L’achat public se trouve aujourd’hui au carrefour de multiples attentes parfois contradictoires : optimisation des deniers publics, soutien à l’innovation et aux PME, considérations environnementales et sociales, simplicité administrative. Cette complexité accroît les risques d’irrégularités mais ouvre également des perspectives pour une approche plus intégrée de la performance publique.
La professionnalisation des acheteurs publics constitue un levier majeur de cette refondation. Le renforcement des compétences techniques, juridiques et éthiques des agents chargés de la commande publique permet de réduire les risques d’erreurs et de manipulations. La Direction des achats de l’État a ainsi développé un référentiel de compétences et des parcours de formation adaptés aux différents profils d’acheteurs.
L’innovation juridique contribue également à cette dynamique. Le développement de nouvelles formes contractuelles comme le partenariat d’innovation, introduit par la directive 2014/24/UE, permet d’adapter les procédures aux besoins spécifiques tout en maintenant les garanties fondamentales. La flexibilité procédurale, encadrée par des principes clairs, peut réduire la tentation de contourner les règles perçues comme trop rigides.
La participation citoyenne émerge comme une dimension nouvelle de la commande publique. Des expérimentations de budgets participatifs ou de comités citoyens associés à la définition des besoins ou à l’évaluation des offres témoignent d’une volonté d’ouvrir la décision publique à la société civile. Cette transparence accrue peut contribuer à limiter les risques de capture de la commande publique par des intérêts particuliers.
La responsabilité sociétale s’affirme comme un critère incontournable de l’achat public moderne. L’intégration de clauses environnementales et sociales dans les marchés publics, encouragée par la loi Climat et Résilience du 22 août 2021, transforme la commande publique en levier de transition écologique et sociale. Cette dimension éthique renforce la légitimité de l’action publique et peut contribuer à réduire les comportements opportunistes.
Le numérique responsable ouvre des perspectives pour concilier modernisation et éthique dans la commande publique. Au-delà de la simple dématérialisation, l’approche par les données (data-driven procurement) permet d’objectiver les décisions d’achat et de faciliter leur évaluation. Les plateformes collaboratives facilitent le partage d’expériences entre acheteurs publics et la diffusion des bonnes pratiques.

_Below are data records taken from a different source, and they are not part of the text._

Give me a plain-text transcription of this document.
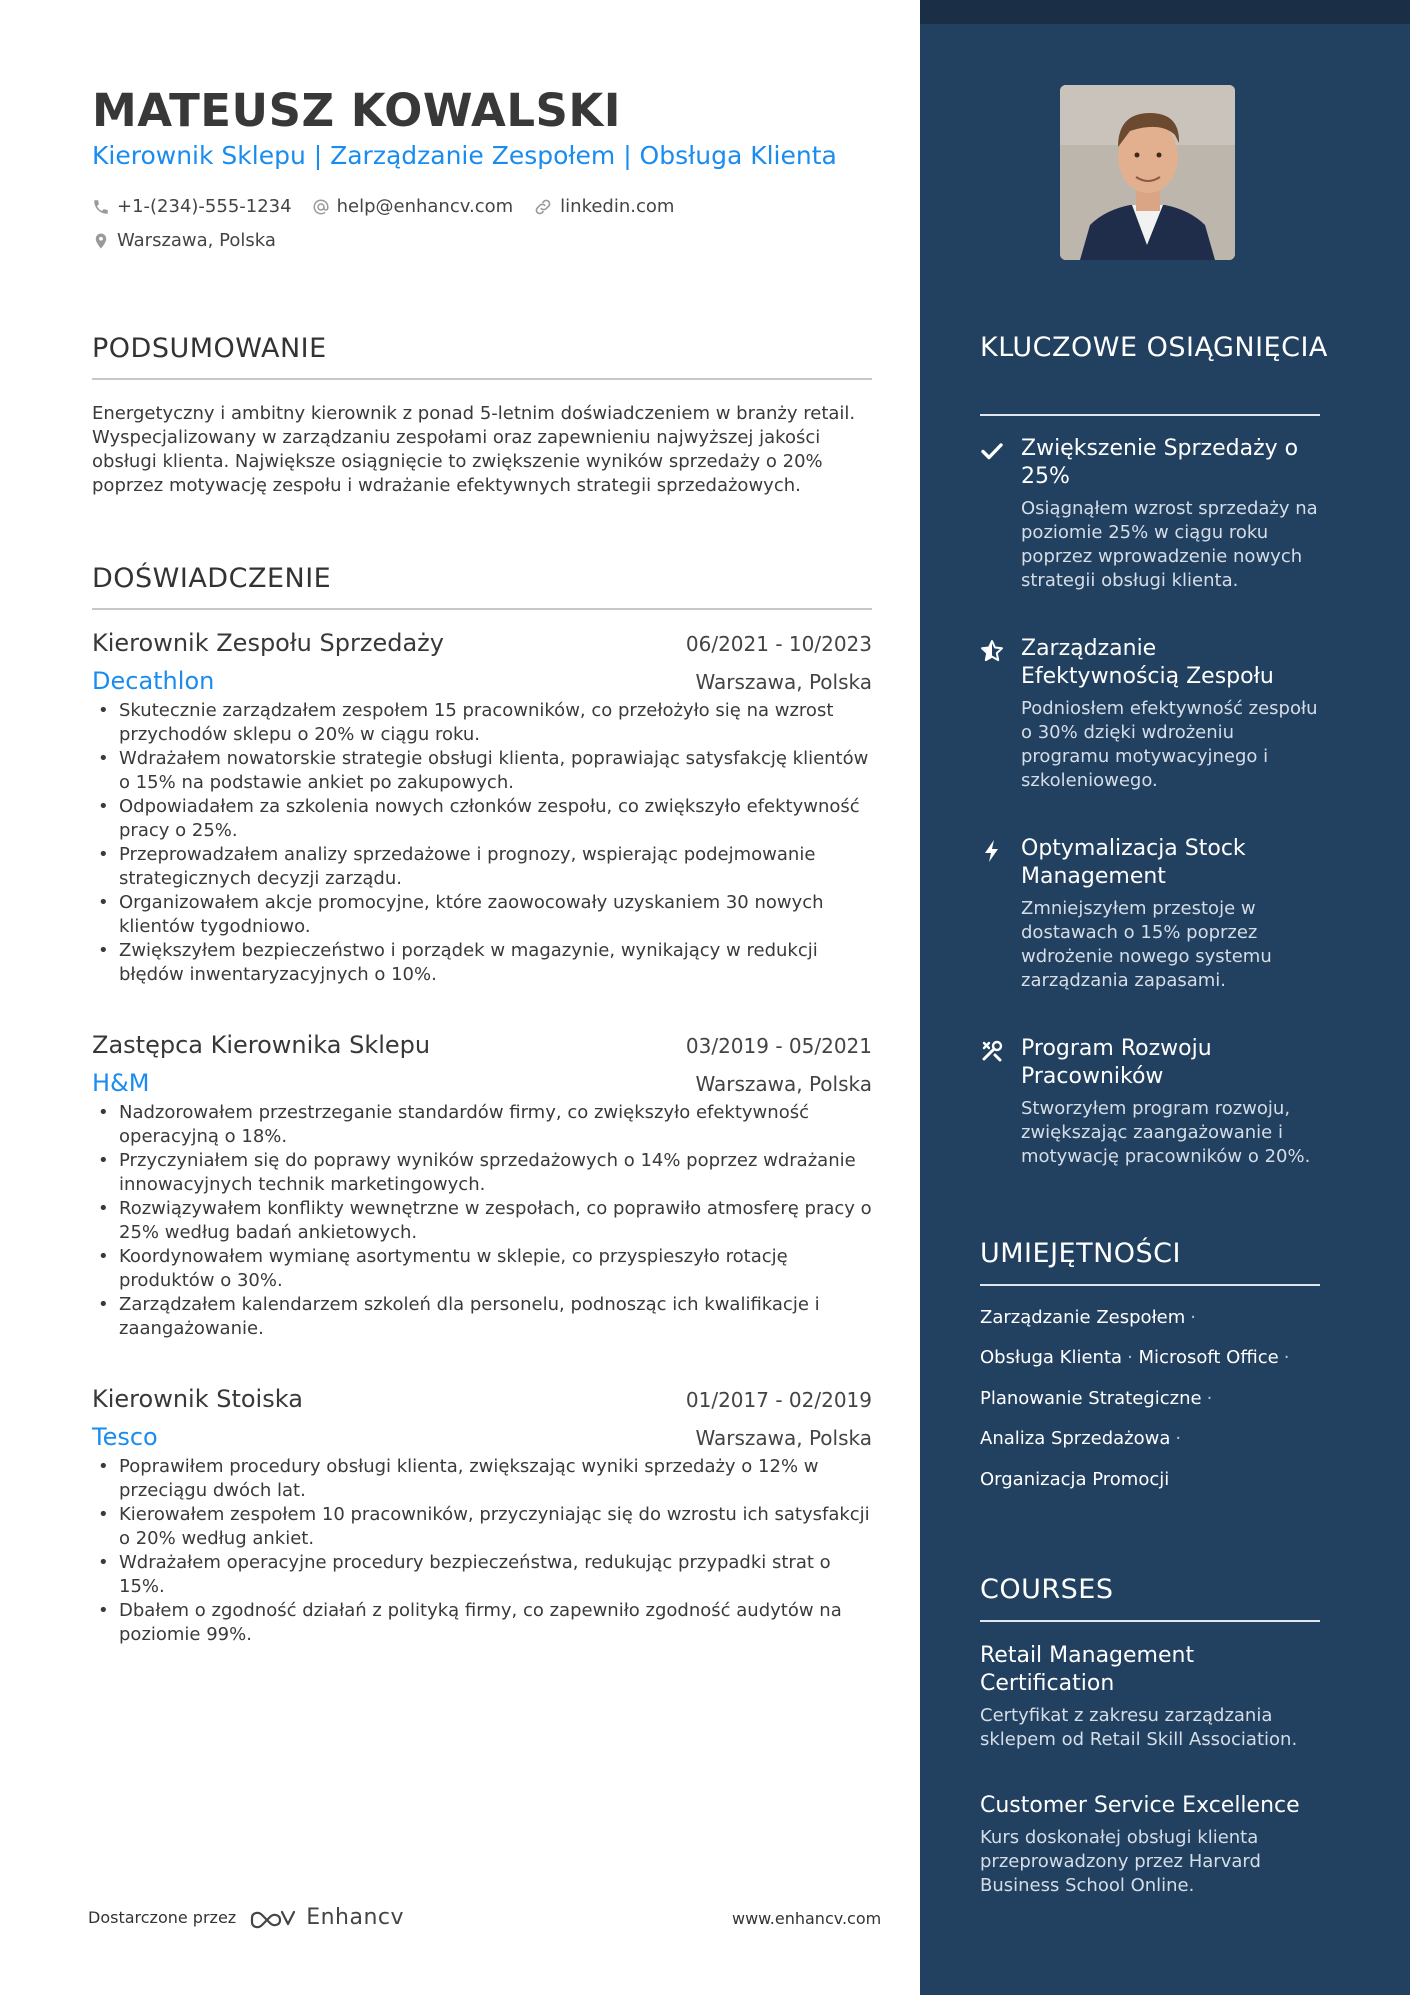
MATEUSZ KOWALSKI
Kierownik Sklepu | Zarządzanie Zespołem | Obsługa Klienta
+1-(234)-555-1234	help@enhancv.com	linkedin.com
Warszawa, Polska
PODSUMOWANIE
Energetyczny i ambitny kierownik z ponad 5-letnim doświadczeniem w branży retail. Wyspecjalizowany w zarządzaniu zespołami oraz zapewnieniu najwyższej jakości obsługi klienta. Największe osiągnięcie to zwiększenie wyników sprzedaży o 20% poprzez motywację zespołu i wdrażanie efektywnych strategii sprzedażowych.
DOŚWIADCZENIE
Kierownik Zespołu Sprzedaży	06/2021 - 10/2023
Decathlon	Warszawa, Polska
• Skutecznie zarządzałem zespołem 15 pracowników, co przełożyło się na wzrost przychodów sklepu o 20% w ciągu roku.
• Wdrażałem nowatorskie strategie obsługi klienta, poprawiając satysfakcję klientów o 15% na podstawie ankiet po zakupowych.
• Odpowiadałem za szkolenia nowych członków zespołu, co zwiększyło efektywność pracy o 25%.
• Przeprowadzałem analizy sprzedażowe i prognozy, wspierając podejmowanie strategicznych decyzji zarządu.
• Organizowałem akcje promocyjne, które zaowocowały uzyskaniem 30 nowych klientów tygodniowo.
• Zwiększyłem bezpieczeństwo i porządek w magazynie, wynikający w redukcji błędów inwentaryzacyjnych o 10%.
Zastępca Kierownika Sklepu	03/2019 - 05/2021
H&M	Warszawa, Polska
• Nadzorowałem przestrzeganie standardów firmy, co zwiększyło efektywność operacyjną o 18%.
• Przyczyniałem się do poprawy wyników sprzedażowych o 14% poprzez wdrażanie innowacyjnych technik marketingowych.
• Rozwiązywałem konflikty wewnętrzne w zespołach, co poprawiło atmosferę pracy o 25% według badań ankietowych.
• Koordynowałem wymianę asortymentu w sklepie, co przyspieszyło rotację produktów o 30%.
• Zarządzałem kalendarzem szkoleń dla personelu, podnosząc ich kwalifikacje i zaangażowanie.
Kierownik Stoiska	01/2017 - 02/2019
Tesco	Warszawa, Polska
• Poprawiłem procedury obsługi klienta, zwiększając wyniki sprzedaży o 12% w przeciągu dwóch lat.
• Kierowałem zespołem 10 pracowników, przyczyniając się do wzrostu ich satysfakcji o 20% według ankiet.
• Wdrażałem operacyjne procedury bezpieczeństwa, redukując przypadki strat o 15%.
• Dbałem o zgodność działań z polityką firmy, co zapewniło zgodność audytów na poziomie 99%.
Dostarczone przez	Enhancv	www.enhancv.com
KLUCZOWE OSIĄGNIĘCIA
Zwiększenie Sprzedaży o 25%
Osiągnąłem wzrost sprzedaży na poziomie 25% w ciągu roku poprzez wprowadzenie nowych strategii obsługi klienta.
Zarządzanie Efektywnością Zespołu
Podniosłem efektywność zespołu o 30% dzięki wdrożeniu programu motywacyjnego i szkoleniowego.
Optymalizacja Stock Management
Zmniejszyłem przestoje w dostawach o 15% poprzez wdrożenie nowego systemu zarządzania zapasami.
Program Rozwoju Pracowników
Stworzyłem program rozwoju, zwiększając zaangażowanie i motywację pracowników o 20%.
UMIEJĘTNOŚCI
Zarządzanie Zespołem ·
Obsługa Klienta · Microsoft Office ·
Planowanie Strategiczne ·
Analiza Sprzedażowa ·
Organizacja Promocji
COURSES
Retail Management Certification
Certyfikat z zakresu zarządzania sklepem od Retail Skill Association.
Customer Service Excellence
Kurs doskonałej obsługi klienta przeprowadzony przez Harvard Business School Online.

Face aux défis contemporains – crises sanitaires, tensions géopolitiques, urgence climatique – la commande publique doit trouver un équilibre entre réactivité et intégrité. La résilience des systèmes d’achat public implique de maintenir les garanties fondamentales même dans les situations d’urgence, comme l’a rappelé la Commission européenne dans sa communication du 1er avril 2020 sur la passation des marchés dans la situation d’urgence liée à la crise de la COVID-19.
En définitive, la lutte contre les passations illicites de marchés publics ne peut se limiter à une approche répressive. Elle nécessite une transformation profonde de la culture administrative et économique, plaçant l’éthique au cœur de la relation entre puissance publique et acteurs économiques. Cette refondation constitue un enjeu majeur pour la confiance des citoyens dans leurs institutions et pour l’efficacité de l’action publique dans les décennies à venir.